Mr. BISHOP of Georgia. Mr. Speaker, at this time, there is no Federal
agency more deserving of our attention than the U.S. Department of
Veterans Affairs. The VA has served generations of heroes who have
sacrificed on behalf of our country and we have an obligation to take
care of them when they come home.
Without a doubt, the American people expect and veterans deserve the
best service possible and I firmly believe that it is a duty of all of
us in Congress to ensure that no one betrays the sacred trust owed to
our Veterans.
The failure and mismanagement of care for our veterans that has come
to light through the IG's investigation over the past two months must
never be repeated, and I trust that this bill will go far to help
reverse the failures, and ensure better future treatment of veterans at
the VA.
I think this conference report contains provisions that will help
provide timely care to veterans, hold the management of the Department
of Veterans Affairs accountable, uphold the integrity of the
department, and improve education benefits for veterans and their
dependants--representing a major step in the right direction in meeting
those obligations.
Specific measures to do so include; providing $5 billion to the VA to
hire additional physicians and other medical staff, authorizing a
system for the VA to fire or demote management level employees for poor
performance or misconduct, and increasing access to non-VA care for
those veterans in dire need.
Yesterday, we were greeted with the good news of the Senate
confirmation of the new VA Secretary, Robert McDonald. While the Senate
acted swiftly on the confirmation of McDonald, I was disappointed to
see that the Senate Appropriations Committee Chairwoman was unable to
bring the FY 2015 MilCon/VA Appropriations bill to floor due to
objections from the Senate Minority. If we truly wanted to get the ball
rolling to make the VA better the Senate Minority should allow the bill
to come to the floor.
Nevertheless, I also have full expectation that with the passage of
this conference report it is going to be important that this Congress
hold Secretary McDonald and his subordinates fully accountable moving
forward.
[[Page H7085]]
Many in Congress are concerned about the cost of this bill. One way
to help pay the cost of improved health care for veterans would be to
improve third party collections.
Section 201 of the bill authorizes an independent assessment of a
number of VA activities. Among other provisions, the assessment would
report on ways to increase funds owed to the VA by third parties.

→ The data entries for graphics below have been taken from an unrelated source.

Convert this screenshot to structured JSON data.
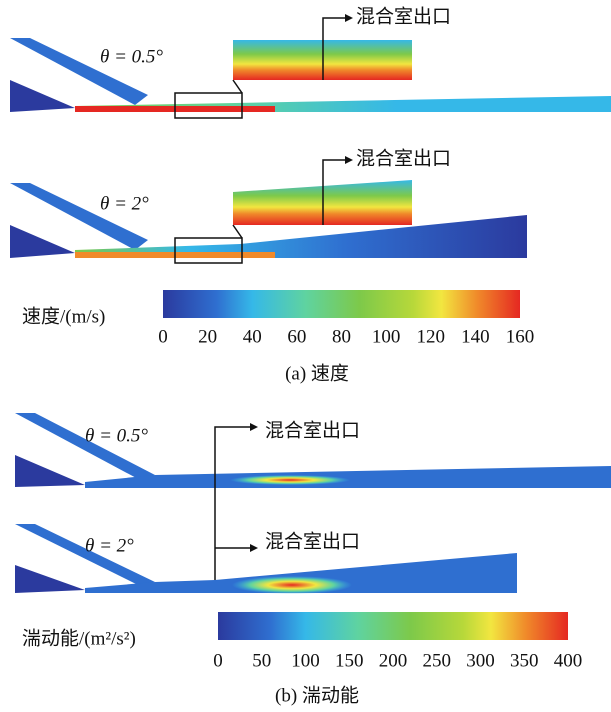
{
  "panels": [
    {
      "cases": [
        {
          "label": "θ = 0.5°",
          "outlet_label": "混合室出口"
        },
        {
          "label": "θ = 2°",
          "outlet_label": "混合室出口"
        }
      ],
      "colorbar": {
        "label": "速度/(m/s)",
        "lim": [
          0,
          160
        ],
        "ticks": [
          0,
          20,
          40,
          60,
          80,
          100,
          120,
          140,
          160
        ]
      },
      "caption": "(a) 速度"
    },
    {
      "cases": [
        {
          "label": "θ = 0.5°",
          "outlet_label": "混合室出口"
        },
        {
          "label": "θ = 2°",
          "outlet_label": "混合室出口"
        }
      ],
      "colorbar": {
        "label": "湍动能/(m²/s²)",
        "lim": [
          0,
          400
        ],
        "ticks": [
          0,
          50,
          100,
          150,
          200,
          250,
          300,
          350,
          400
        ]
      },
      "caption": "(b) 湍动能"
    }
  ]
}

Over the past dozen years, the GAO and the VA/OIG have issued more
than a dozen reports outlining the problems with third party
reimbursement. I hope that the assessment team will not reinvent the
wheel.
We already know that the VA has increased its billings for these
services, but its collection rate has decreased or has remained
stagnant. As a result, in FY13 alone, the VA failed to collect more
than $3 billion in billings. Between FY07 and FY13, the VA left nearly
$23 billion on the table.
The assessment should include specific directives for the improvement
of the entire billings and collections process--from initial billing to
denied claims to appeals of denied claims. The private sector seeks to
maximize reimbursement. The VA should do no less.

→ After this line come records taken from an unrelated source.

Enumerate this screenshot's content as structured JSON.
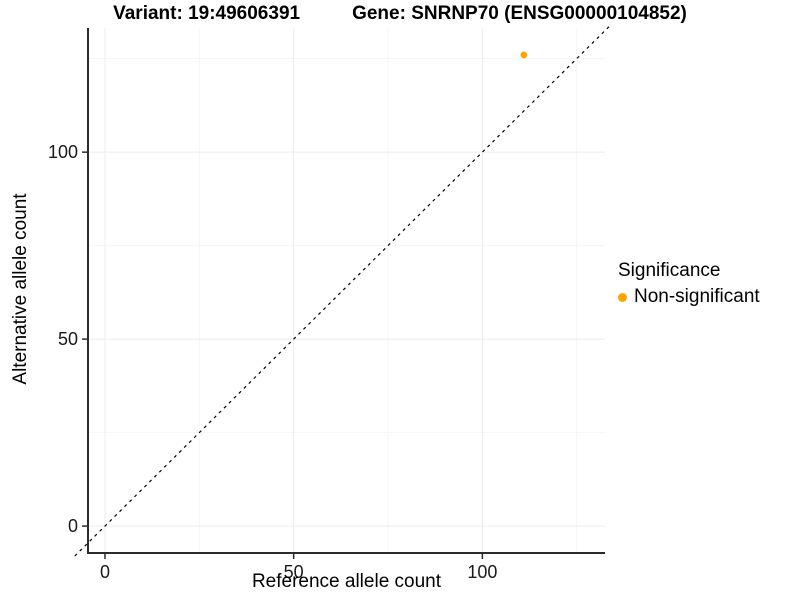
{
  "chart_data": {
    "type": "scatter",
    "title_variant": "Variant: 19:49606391",
    "title_gene": "Gene: SNRNP70 (ENSG00000104852)",
    "xlabel": "Reference allele count",
    "ylabel": "Alternative allele count",
    "x_ticks": [
      0,
      50,
      100
    ],
    "y_ticks": [
      0,
      50,
      100
    ],
    "x_minor_ticks": [
      25,
      75,
      125
    ],
    "y_minor_ticks": [
      25,
      75,
      125
    ],
    "xlim": [
      -4.5,
      132.5
    ],
    "ylim": [
      -7.2,
      133.2
    ],
    "grid": true,
    "points": [
      {
        "x": 111,
        "y": 126,
        "series": "Non-significant"
      }
    ],
    "identity_line": {
      "slope": 1,
      "intercept": 0,
      "style": "dashed",
      "color": "#000000"
    },
    "legend": {
      "title": "Significance",
      "position": "right",
      "entries": [
        {
          "label": "Non-significant",
          "color": "#FFA500"
        }
      ]
    },
    "colors": {
      "point": "#FFA500",
      "grid_major": "#ECECEC",
      "grid_minor": "#F5F5F5",
      "axis": "#2b2b2b",
      "tick_text": "#1a1a1a"
    }
  }
}
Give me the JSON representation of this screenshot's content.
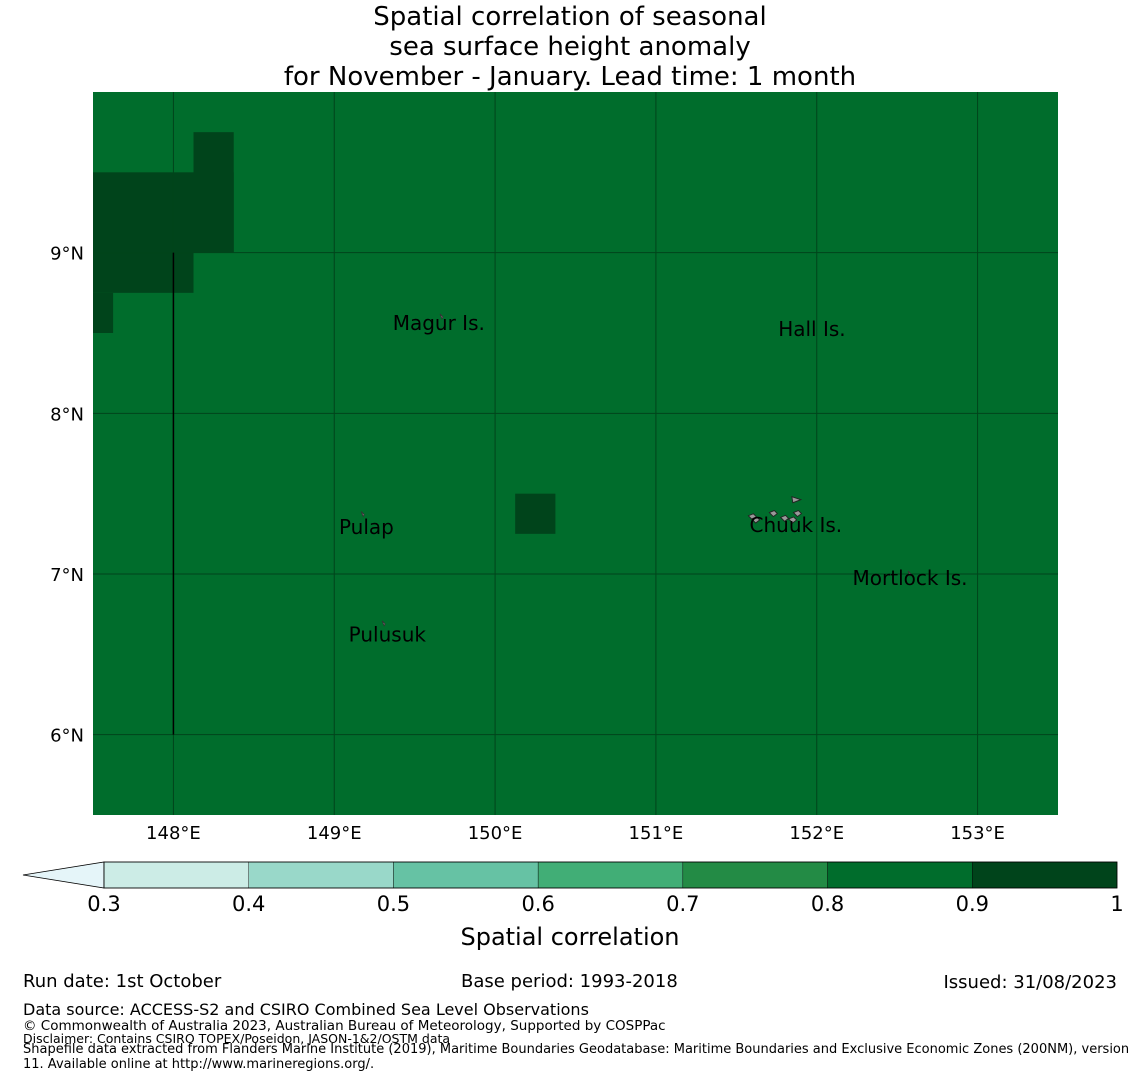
{
  "title": {
    "line1": "Spatial correlation of seasonal",
    "line2": "sea surface height anomaly",
    "line3": "for November - January. Lead time: 1 month"
  },
  "map": {
    "lon_ticks": [
      "148°E",
      "149°E",
      "150°E",
      "151°E",
      "152°E",
      "153°E"
    ],
    "lat_ticks": [
      "9°N",
      "8°N",
      "7°N",
      "6°N"
    ],
    "lon_range": [
      147.5,
      153.5
    ],
    "lat_range": [
      5.5,
      10.0
    ],
    "background_value_color": "#006d2c",
    "high_value_color": "#00441b",
    "grid_color": "#00441b",
    "land_color": "#999999",
    "high_correlation_cells": [
      {
        "lon_min": 148.125,
        "lon_max": 148.375,
        "lat_min": 9.0,
        "lat_max": 9.75
      },
      {
        "lon_min": 147.5,
        "lon_max": 148.375,
        "lat_min": 9.0,
        "lat_max": 9.5
      },
      {
        "lon_min": 147.5,
        "lon_max": 148.125,
        "lat_min": 8.75,
        "lat_max": 9.0
      },
      {
        "lon_min": 147.5,
        "lon_max": 147.625,
        "lat_min": 8.5,
        "lat_max": 8.75
      },
      {
        "lon_min": 150.125,
        "lon_max": 150.375,
        "lat_min": 7.25,
        "lat_max": 7.5
      }
    ],
    "boundary_line": {
      "lon": 148.0,
      "lat_min": 6.0,
      "lat_max": 9.0
    },
    "places": [
      {
        "name": "Magur Is.",
        "lon": 149.65,
        "lat": 8.52
      },
      {
        "name": "Hall Is.",
        "lon": 151.97,
        "lat": 8.48
      },
      {
        "name": "Pulap",
        "lon": 149.2,
        "lat": 7.25
      },
      {
        "name": "Chuuk Is.",
        "lon": 151.87,
        "lat": 7.26
      },
      {
        "name": "Mortlock Is.",
        "lon": 152.58,
        "lat": 6.93
      },
      {
        "name": "Pulusuk",
        "lon": 149.33,
        "lat": 6.58
      }
    ],
    "islands": [
      {
        "lon": 149.67,
        "lat": 8.6
      },
      {
        "lon": 149.18,
        "lat": 7.37
      },
      {
        "lon": 149.31,
        "lat": 6.69
      },
      {
        "lon": 152.58,
        "lat": 7.0
      }
    ],
    "chuuk_islands": [
      {
        "lon": 151.6,
        "lat": 7.35
      },
      {
        "lon": 151.62,
        "lat": 7.33
      },
      {
        "lon": 151.73,
        "lat": 7.37
      },
      {
        "lon": 151.8,
        "lat": 7.34
      },
      {
        "lon": 151.87,
        "lat": 7.45
      },
      {
        "lon": 151.85,
        "lat": 7.33
      },
      {
        "lon": 151.88,
        "lat": 7.37
      }
    ]
  },
  "colorbar": {
    "title": "Spatial correlation",
    "ticks": [
      "0.3",
      "0.4",
      "0.5",
      "0.6",
      "0.7",
      "0.8",
      "0.9",
      "1"
    ],
    "bins": [
      {
        "lo": 0.3,
        "hi": 0.4,
        "color": "#ccece6"
      },
      {
        "lo": 0.4,
        "hi": 0.5,
        "color": "#99d8c9"
      },
      {
        "lo": 0.5,
        "hi": 0.6,
        "color": "#66c2a4"
      },
      {
        "lo": 0.6,
        "hi": 0.7,
        "color": "#41ae76"
      },
      {
        "lo": 0.7,
        "hi": 0.8,
        "color": "#238b45"
      },
      {
        "lo": 0.8,
        "hi": 0.9,
        "color": "#006d2c"
      },
      {
        "lo": 0.9,
        "hi": 1.0,
        "color": "#00441b"
      }
    ],
    "extend_color": "#e5f5f9"
  },
  "footer": {
    "run_date": "Run date: 1st October",
    "base_period": "Base period: 1993-2018",
    "issued": "Issued: 31/08/2023",
    "data_source": "Data source: ACCESS-S2 and CSIRO Combined Sea Level Observations",
    "copyright": "© Commonwealth of Australia 2023, Australian Bureau of Meteorology, Supported by COSPPac",
    "disclaimer": "Disclaimer: Contains CSIRO TOPEX/Poseidon, JASON-1&2/OSTM data",
    "shapefile": "Shapefile data extracted from Flanders Marine Institute (2019), Maritime Boundaries Geodatabase: Maritime Boundaries and Exclusive Economic Zones (200NM), version 11. Available online at http://www.marineregions.org/."
  }
}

The SPEAKER pro tempore. The question is on the motion offered by the
gentleman from Florida (Mr. Miller) that the House suspend the rules
and agree to the conference report on H.R. 3230.
The question was taken.
The SPEAKER pro tempore. In the opinion of the Chair, two-thirds
being in the affirmative, the ayes have it.
Mr. MILLER of Florida. Mr. Speaker, on that I demand the yeas and
nays.
The yeas and nays were ordered.
The SPEAKER pro tempore. Pursuant to clause 8 of rule XX, further
proceedings on this motion will be postponed.